Supreme Court decisions like this one also have far-reaching consequences. Griswold led to Roe, which led to partial birth abortion. And this ruling will lead to same-sex "marriage," because the court has removed from the people their right to create community standards for themselves. Inevitably, this will force the schools to teach homosexuality as normal and not just an "alternate lifestyle." The trend in that direction was already well advanced before this ruling.
It fell to Justice Antonin Scalia to say what needed to be said. While chiding the court for reversing itself in a Georgia sodomy case (Bowers vs. Hardwick) only 17 years ago, Scalia took the majority's arguments and turned them back. He noted that if the logic for reversal was applied to Roe, then Roe would also fall.
He said that the majority believe a case should be overturned if "(1) its foundations have been 'eroded' by subsequent decisions, (2) it has been subject to 'substantial and continuing criticism', and (3) it has not induced 'individual or societal reliance' that counsels against overturning. The problem is that Roe itself - which today's majority surely has no disposition to overrule - satisfies these conditions to at least the same degree as Bowers."

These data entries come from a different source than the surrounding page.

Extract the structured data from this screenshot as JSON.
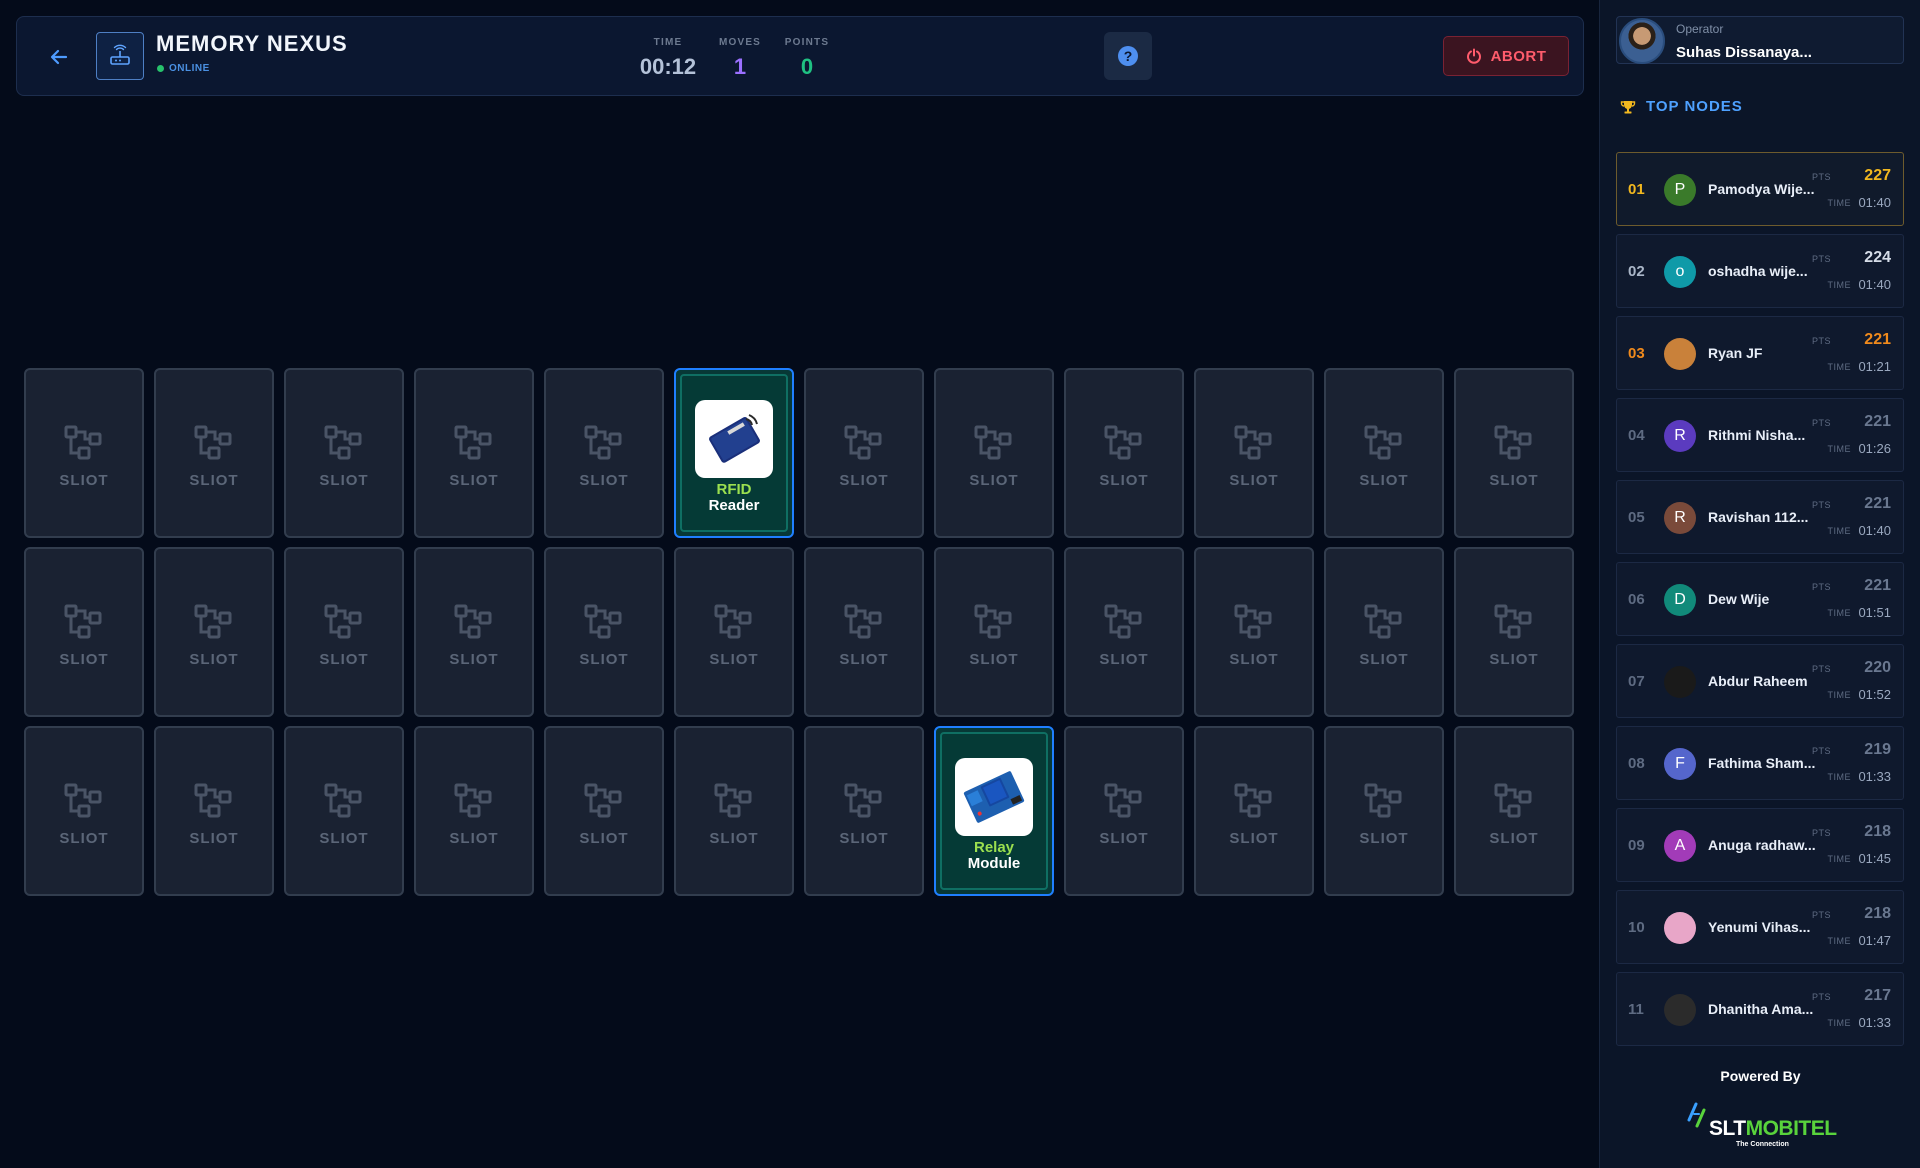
{
  "header": {
    "title": "MEMORY NEXUS",
    "status": "ONLINE",
    "stats": {
      "time_label": "TIME",
      "time_value": "00:12",
      "moves_label": "MOVES",
      "moves_value": "1",
      "points_label": "POINTS",
      "points_value": "0"
    },
    "help_icon": "?",
    "abort_label": "ABORT"
  },
  "board": {
    "slot_label": "SLIOT",
    "revealed": [
      {
        "row": 1,
        "col": 6,
        "line1": "RFID",
        "line2": "Reader",
        "icon": "rfid-card-icon"
      },
      {
        "row": 3,
        "col": 8,
        "line1": "Relay",
        "line2": "Module",
        "icon": "relay-module-icon"
      }
    ]
  },
  "sidebar": {
    "operator_label": "Operator",
    "operator_name": "Suhas Dissanaya...",
    "leaderboard_title": "TOP NODES",
    "pts_label": "PTS",
    "time_label": "TIME",
    "entries": [
      {
        "rank": "01",
        "initial": "P",
        "name": "Pamodya Wije...",
        "pts": "227",
        "time": "01:40",
        "avatar_color": "#3a7a2a",
        "rank_color": "#f2b81f",
        "pts_color": "#f2b81f"
      },
      {
        "rank": "02",
        "initial": "o",
        "name": "oshadha wije...",
        "pts": "224",
        "time": "01:40",
        "avatar_color": "#0f9aa8",
        "rank_color": "#aab6c8",
        "pts_color": "#d6dde8"
      },
      {
        "rank": "03",
        "initial": "",
        "name": "Ryan JF",
        "pts": "221",
        "time": "01:21",
        "avatar_color": "#c9813a",
        "rank_color": "#f08a1c",
        "pts_color": "#f08a1c"
      },
      {
        "rank": "04",
        "initial": "R",
        "name": "Rithmi Nisha...",
        "pts": "221",
        "time": "01:26",
        "avatar_color": "#5b3bbf",
        "rank_color": "#5e6b82",
        "pts_color": "#6a7890"
      },
      {
        "rank": "05",
        "initial": "R",
        "name": "Ravishan 112...",
        "pts": "221",
        "time": "01:40",
        "avatar_color": "#7a4a3a",
        "rank_color": "#5e6b82",
        "pts_color": "#6a7890"
      },
      {
        "rank": "06",
        "initial": "D",
        "name": "Dew Wije",
        "pts": "221",
        "time": "01:51",
        "avatar_color": "#118a7a",
        "rank_color": "#5e6b82",
        "pts_color": "#6a7890"
      },
      {
        "rank": "07",
        "initial": "",
        "name": "Abdur Raheem",
        "pts": "220",
        "time": "01:52",
        "avatar_color": "#1a1a1a",
        "rank_color": "#5e6b82",
        "pts_color": "#6a7890"
      },
      {
        "rank": "08",
        "initial": "F",
        "name": "Fathima Sham...",
        "pts": "219",
        "time": "01:33",
        "avatar_color": "#5566cc",
        "rank_color": "#5e6b82",
        "pts_color": "#6a7890"
      },
      {
        "rank": "09",
        "initial": "A",
        "name": "Anuga radhaw...",
        "pts": "218",
        "time": "01:45",
        "avatar_color": "#a23bb8",
        "rank_color": "#5e6b82",
        "pts_color": "#6a7890"
      },
      {
        "rank": "10",
        "initial": "",
        "name": "Yenumi Vihas...",
        "pts": "218",
        "time": "01:47",
        "avatar_color": "#e8a6c8",
        "rank_color": "#5e6b82",
        "pts_color": "#6a7890"
      },
      {
        "rank": "11",
        "initial": "",
        "name": "Dhanitha Ama...",
        "pts": "217",
        "time": "01:33",
        "avatar_color": "#2b2b2b",
        "rank_color": "#5e6b82",
        "pts_color": "#6a7890"
      }
    ],
    "powered_by": "Powered By",
    "brand_a": "SLT",
    "brand_b": "MOBITEL",
    "brand_tagline": "The Connection"
  }
}
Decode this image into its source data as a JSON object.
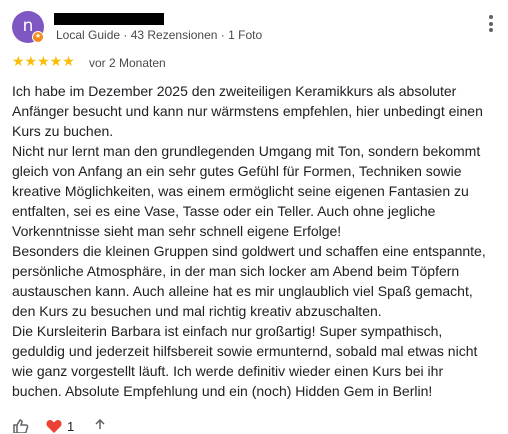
{
  "review": {
    "avatar_initial": "n",
    "badge_icon": "star-badge-icon",
    "meta": "Local Guide · 43 Rezensionen · 1 Foto",
    "stars": "★★★★★",
    "rating": 5,
    "time": "vor 2 Monaten",
    "paragraphs": [
      "Ich habe im Dezember 2025 den zweiteiligen Keramikkurs als absoluter Anfänger besucht und kann nur wärmstens empfehlen, hier unbedingt einen Kurs zu buchen.",
      "Nicht nur lernt man den grundlegenden Umgang mit Ton, sondern bekommt gleich von Anfang an ein sehr gutes Gefühl für Formen, Techniken sowie kreative Möglichkeiten, was einem ermöglicht seine eigenen Fantasien zu entfalten, sei es eine Vase, Tasse oder ein Teller. Auch ohne jegliche Vorkenntnisse sieht man sehr schnell eigene Erfolge!",
      "Besonders die kleinen Gruppen sind goldwert und schaffen eine entspannte, persönliche Atmosphäre, in der man sich locker am Abend beim Töpfern austauschen kann. Auch alleine hat es mir unglaublich viel Spaß gemacht, den Kurs zu besuchen und mal richtig kreativ abzuschalten.",
      "Die Kursleiterin Barbara ist einfach nur großartig! Super sympathisch, geduldig und jederzeit hilfsbereit sowie ermunternd, sobald mal etwas nicht wie ganz vorgestellt läuft. Ich werde definitiv wieder einen Kurs bei ihr buchen. Absolute Empfehlung und ein (noch) Hidden Gem in Berlin!"
    ]
  },
  "colors": {
    "avatar": "#7e57c2",
    "badge": "#f28b1c",
    "stars": "#fbbc04",
    "heart": "#ea4335"
  },
  "actions": {
    "reaction_count": "1",
    "icons": [
      "thumbs-up-icon",
      "heart-icon",
      "share-icon"
    ]
  }
}
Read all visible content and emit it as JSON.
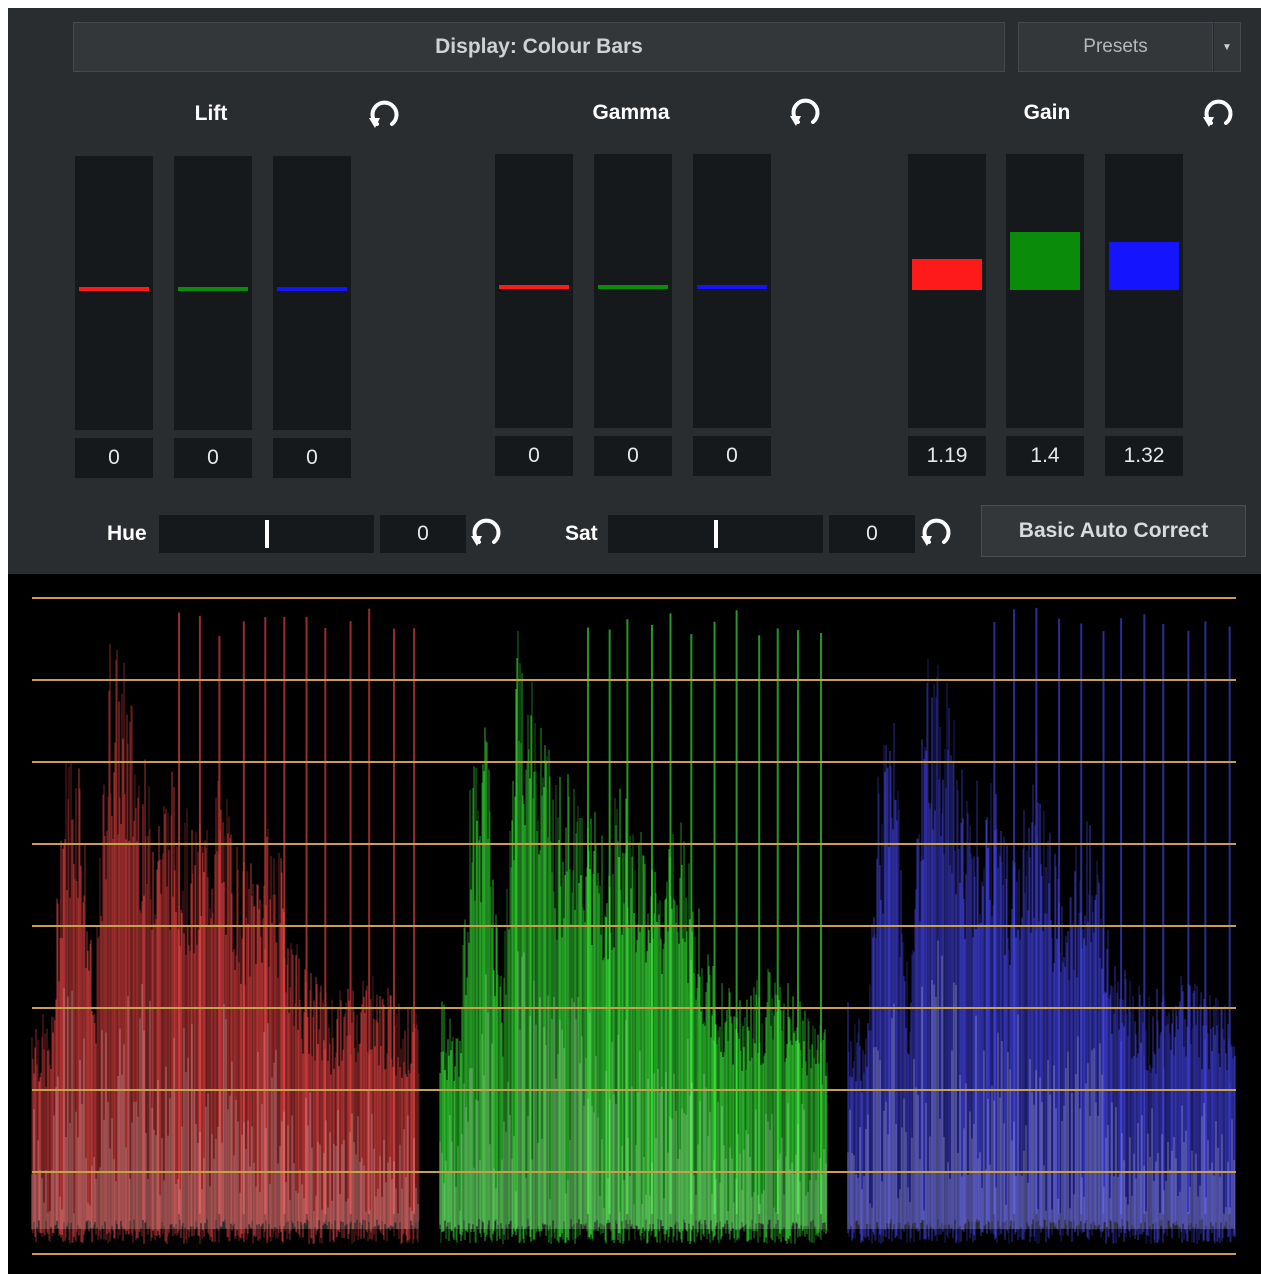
{
  "header": {
    "display_label": "Display: Colour Bars",
    "presets_label": "Presets",
    "presets_arrow": "▼"
  },
  "groups": [
    {
      "title": "Lift",
      "values": [
        "0",
        "0",
        "0"
      ],
      "levels": [
        0.5,
        0.5,
        0.5
      ]
    },
    {
      "title": "Gamma",
      "values": [
        "0",
        "0",
        "0"
      ],
      "levels": [
        0.5,
        0.5,
        0.5
      ]
    },
    {
      "title": "Gain",
      "values": [
        "1.19",
        "1.4",
        "1.32"
      ],
      "levels": [
        1.19,
        1.4,
        1.32
      ]
    }
  ],
  "channel_colors": [
    "#ff1a1a",
    "#0a8c0a",
    "#1414ff"
  ],
  "hue": {
    "label": "Hue",
    "value": "0",
    "level": 0.5
  },
  "sat": {
    "label": "Sat",
    "value": "0",
    "level": 0.5
  },
  "auto_correct_label": "Basic Auto Correct",
  "icons": {
    "reset": "reset-rotate-icon"
  },
  "waveform": {
    "graticule_color": "#c8a04a",
    "parade_colors": [
      "#ff4a4a",
      "#3cff3c",
      "#4a4aff"
    ]
  }
}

Then Scalia gets to the heart of it: "Countless judicial decisions and legislative enactments have relied on the ancient proposition that a governing majority's belief that certain sexual behavior is 'immoral and unacceptable' constitutes a rational basis for regulation."
No wonder Kennedy wants to ignore history and appeals only to the last 50 years for his constitutionally twisted and morally specious rationale. Scalia declared the end to "all morals legislation. If the court asserts that the promotion of majoritarian sexual morality is not even a legitimate state interest, none of the above-mentioned laws (prohibiting fornication, bigamy, adultery, adult incest, bestiality and obscenity) can survive rational basis-review."
This ruling and similar court usurpations of lawmaking power from the people's representatives will, and should, be a major theme in the coming election campaign. We know where the Democratic presidential candidates stand, as well as most Democratic members of Congress. Where do Republicans stand, and will President Bush make this an issue, as he should?